The first states were Alaska, Delaware, Hawaii, Idaho, Maine, New Hampshire, North Dakota, Rhode Island, South Dakota, and Utah.
Next to be added are Alabama, California, Florida, Georgia, Minnesota, Mississippi, Nebraska, New Mexico, Oklahoma, Oregon, South Carolina, Texas, and Washington.
Fanatics only said it would launch in those latter states “soon.”
The platform allows users to trade event contracts across a variety of outcomes, including sports, finance, economics, and politics.
Fanatics plans for Phase Two, scheduled for early next year, to expand its markets to include event contracts related to crypto, stocks/IPOs, climate, pop culture, tech/AI, movies, and music.
The new venture is facilitated through a strategic partnership with Crypto.com | Derivatives North America (CDNA), a Commodity Futures Trading Commission (CFTC)-registered exchange and clearinghouse.
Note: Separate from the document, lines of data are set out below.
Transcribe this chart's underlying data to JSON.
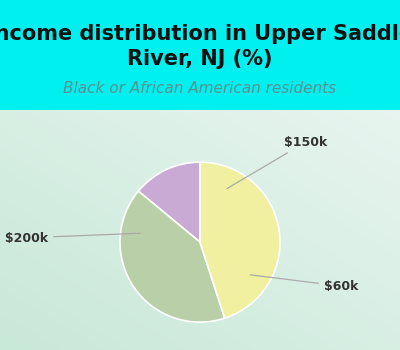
{
  "title": "Income distribution in Upper Saddle\nRiver, NJ (%)",
  "subtitle": "Black or African American residents",
  "slices": [
    {
      "label": "$150k",
      "value": 14,
      "color": "#c9aad4"
    },
    {
      "label": "$60k",
      "value": 41,
      "color": "#b8cfa8"
    },
    {
      "label": "> $200k",
      "value": 45,
      "color": "#f0f0a0"
    }
  ],
  "title_fontsize": 15,
  "subtitle_fontsize": 11,
  "title_color": "#111111",
  "subtitle_color": "#5a9090",
  "header_bg": "#00f0f0",
  "label_fontsize": 9,
  "label_color": "#333333",
  "startangle": 90,
  "border_color": "#00f0f0",
  "border_width": 10
}
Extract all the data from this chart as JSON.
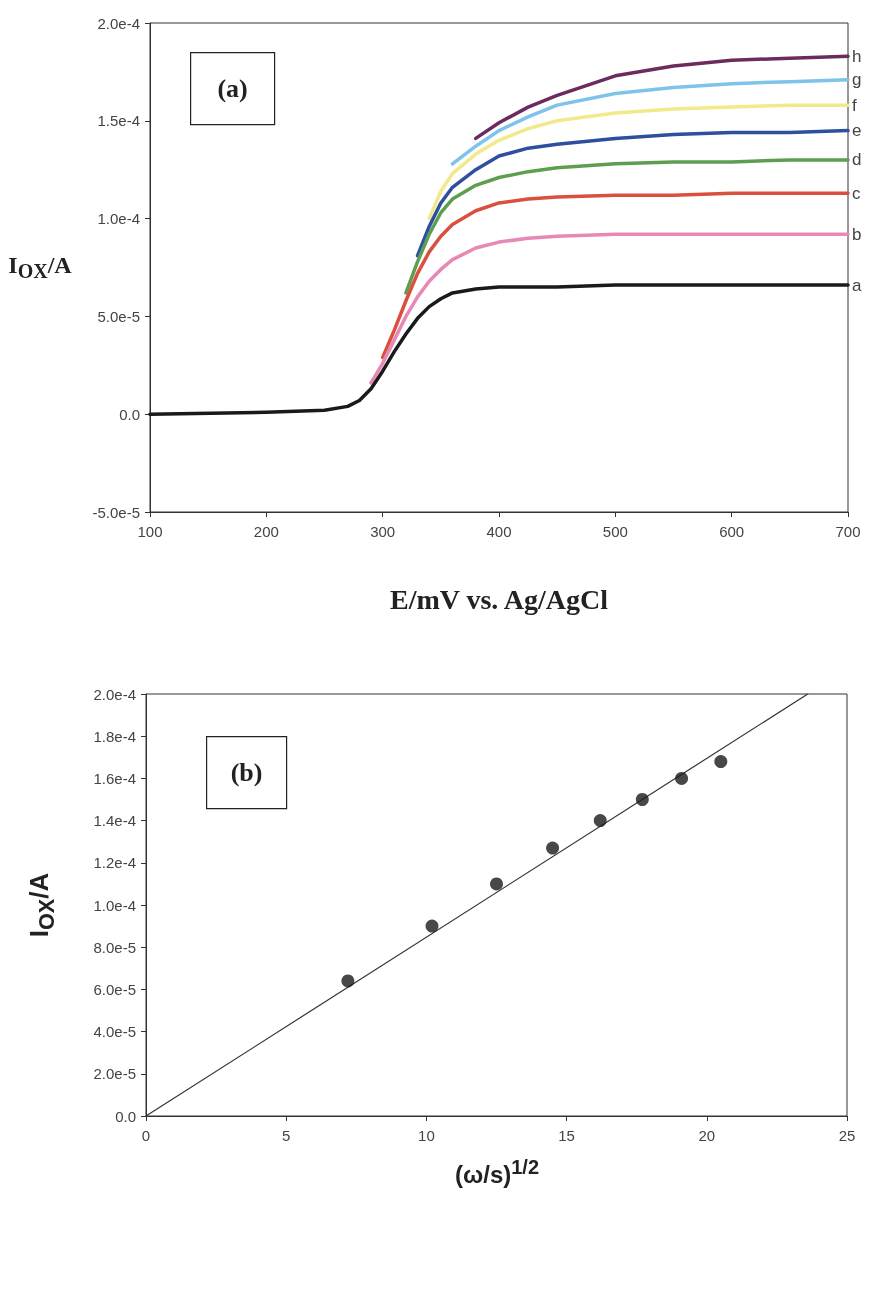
{
  "chart_data": [
    {
      "type": "line",
      "annotations": [
        "(a)"
      ],
      "xlabel": "E/mV vs. Ag/AgCl",
      "ylabel": "I$_{OX}$/A",
      "series": [
        {
          "name": "h",
          "color": "#6b2b5e",
          "x": [
            380,
            400,
            425,
            450,
            500,
            550,
            600,
            650,
            700
          ],
          "values": [
            0.000141,
            0.000149,
            0.000157,
            0.000163,
            0.000173,
            0.000178,
            0.000181,
            0.000182,
            0.000183
          ]
        },
        {
          "name": "g",
          "color": "#7ec3ea",
          "x": [
            360,
            380,
            400,
            425,
            450,
            500,
            550,
            600,
            650,
            700
          ],
          "values": [
            0.000128,
            0.000137,
            0.000145,
            0.000152,
            0.000158,
            0.000164,
            0.000167,
            0.000169,
            0.00017,
            0.000171
          ]
        },
        {
          "name": "f",
          "color": "#f2e98a",
          "x": [
            340,
            350,
            360,
            380,
            400,
            425,
            450,
            500,
            550,
            600,
            650,
            700
          ],
          "values": [
            0.0001,
            0.000114,
            0.000123,
            0.000133,
            0.00014,
            0.000146,
            0.00015,
            0.000154,
            0.000156,
            0.000157,
            0.000158,
            0.000158
          ]
        },
        {
          "name": "e",
          "color": "#2d4f9e",
          "x": [
            330,
            340,
            350,
            360,
            380,
            400,
            425,
            450,
            500,
            550,
            600,
            650,
            700
          ],
          "values": [
            8.1e-05,
            9.6e-05,
            0.000108,
            0.000116,
            0.000125,
            0.000132,
            0.000136,
            0.000138,
            0.000141,
            0.000143,
            0.000144,
            0.000144,
            0.000145
          ]
        },
        {
          "name": "d",
          "color": "#5e9e50",
          "x": [
            320,
            330,
            340,
            350,
            360,
            380,
            400,
            425,
            450,
            500,
            550,
            600,
            650,
            700
          ],
          "values": [
            6.2e-05,
            7.8e-05,
            9.2e-05,
            0.000103,
            0.00011,
            0.000117,
            0.000121,
            0.000124,
            0.000126,
            0.000128,
            0.000129,
            0.000129,
            0.00013,
            0.00013
          ]
        },
        {
          "name": "c",
          "color": "#d9503f",
          "x": [
            300,
            310,
            320,
            330,
            340,
            350,
            360,
            380,
            400,
            425,
            450,
            500,
            550,
            600,
            650,
            700
          ],
          "values": [
            2.9e-05,
            4.3e-05,
            5.8e-05,
            7.2e-05,
            8.3e-05,
            9.1e-05,
            9.7e-05,
            0.000104,
            0.000108,
            0.00011,
            0.000111,
            0.000112,
            0.000112,
            0.000113,
            0.000113,
            0.000113
          ]
        },
        {
          "name": "b",
          "color": "#e889b5",
          "x": [
            290,
            300,
            310,
            320,
            330,
            340,
            350,
            360,
            380,
            400,
            425,
            450,
            500,
            550,
            600,
            650,
            700
          ],
          "values": [
            1.6e-05,
            2.6e-05,
            3.8e-05,
            5e-05,
            6e-05,
            6.8e-05,
            7.4e-05,
            7.9e-05,
            8.5e-05,
            8.8e-05,
            9e-05,
            9.1e-05,
            9.2e-05,
            9.2e-05,
            9.2e-05,
            9.2e-05,
            9.2e-05
          ]
        },
        {
          "name": "a",
          "color": "#1a1a1a",
          "x": [
            100,
            200,
            250,
            270,
            280,
            290,
            300,
            310,
            320,
            330,
            340,
            350,
            360,
            380,
            400,
            425,
            450,
            500,
            550,
            600,
            650,
            700
          ],
          "values": [
            0,
            1e-06,
            2e-06,
            4e-06,
            7e-06,
            1.3e-05,
            2.2e-05,
            3.2e-05,
            4.1e-05,
            4.9e-05,
            5.5e-05,
            5.9e-05,
            6.2e-05,
            6.4e-05,
            6.5e-05,
            6.5e-05,
            6.5e-05,
            6.6e-05,
            6.6e-05,
            6.6e-05,
            6.6e-05,
            6.6e-05
          ]
        }
      ],
      "xlim": [
        100,
        700
      ],
      "xticks": [
        100,
        200,
        300,
        400,
        500,
        600,
        700
      ],
      "ylim": [
        -5e-05,
        0.0002
      ],
      "yticks": [
        {
          "value": -5e-05,
          "label": "-5.0e-5"
        },
        {
          "value": 0,
          "label": "0.0"
        },
        {
          "value": 5e-05,
          "label": "5.0e-5"
        },
        {
          "value": 0.0001,
          "label": "1.0e-4"
        },
        {
          "value": 0.00015,
          "label": "1.5e-4"
        },
        {
          "value": 0.0002,
          "label": "2.0e-4"
        }
      ],
      "grid": false,
      "legend": false,
      "marker": "none",
      "line_style": "solid"
    },
    {
      "type": "scatter",
      "annotations": [
        "(b)"
      ],
      "xlabel": "(ω/s)$^{1/2}$",
      "ylabel": "I$_{OX}$/A",
      "series": [
        {
          "type": "scatter",
          "color": "#1a1a1a",
          "marker": "circle",
          "x": [
            7.2,
            10.2,
            12.5,
            14.5,
            16.2,
            17.7,
            19.1,
            20.5
          ],
          "values": [
            6.4e-05,
            9e-05,
            0.00011,
            0.000127,
            0.00014,
            0.00015,
            0.00016,
            0.000168
          ]
        },
        {
          "type": "line",
          "color": "#333333",
          "marker": "none",
          "x": [
            0,
            23.6
          ],
          "values": [
            0,
            0.0002
          ]
        }
      ],
      "xlim": [
        0,
        25
      ],
      "xticks": [
        0,
        5,
        10,
        15,
        20,
        25
      ],
      "ylim": [
        0,
        0.0002
      ],
      "yticks": [
        {
          "value": 0,
          "label": "0.0"
        },
        {
          "value": 2e-05,
          "label": "2.0e-5"
        },
        {
          "value": 4e-05,
          "label": "4.0e-5"
        },
        {
          "value": 6e-05,
          "label": "6.0e-5"
        },
        {
          "value": 8e-05,
          "label": "8.0e-5"
        },
        {
          "value": 0.0001,
          "label": "1.0e-4"
        },
        {
          "value": 0.00012,
          "label": "1.2e-4"
        },
        {
          "value": 0.00014,
          "label": "1.4e-4"
        },
        {
          "value": 0.00016,
          "label": "1.6e-4"
        },
        {
          "value": 0.00018,
          "label": "1.8e-4"
        },
        {
          "value": 0.0002,
          "label": "2.0e-4"
        }
      ],
      "grid": false,
      "legend": false
    }
  ]
}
CDNA will provide the underlying markets and pricing data, while Fanatics will maintain full control over the user experience and interface of the Fanatics Markets app, which is available on iOS and Android.
Fanatics also bolstered its regulatory standing in July 2025 by acquiring Paragon Global Markets, LLC, a federally registered introducing broker with the CFTC.
Targeting untapped markets amid regulatory scrutiny
The launch confirms previous indications from Fanatics CEO Michael Rubin, who said in November that the company planned to introduce a prediction market platform in the coming weeks.
The venture allows Fanatics to offer a form of event-based trading in large, commercially significant states such as California, Texas, and Florida.
This reflects the plans of other sportsbooks that are looking at jurisdictions where their traditional online sports betting products are not yet legally available.
The strategy capitalises on a regulatory distinction that allows prediction markets, regulated by the CFTC as derivatives exchanges, to operate in a broader swath of the US compared to state-regulated sports betting.
However, this regulatory environment remains contentious.
While pioneers like Kalshi and Polymarket have seen their valuations soar, they continue to face pushback and legal scrutiny from various state gambling regulators who argue that sports event contracts constitute unregulated wagering.
Kalshi was recently valued at $11bn after a $1bn funding round, underscoring investor confidence in the sector’s long-term potential despite the legal ambiguity.
Fanatics’ entry with a federally-regulated, diversified market offering pits it directly against the prediction market duopoly while also allowing it to leverage its extensive customer base and brand ecosystem across merchandise, collectibles, and gaming.
The company’s gaming division is already aggressive, with Michael Rubin having projected that the segment could account for 40% of Fanatics’ profits by 2027.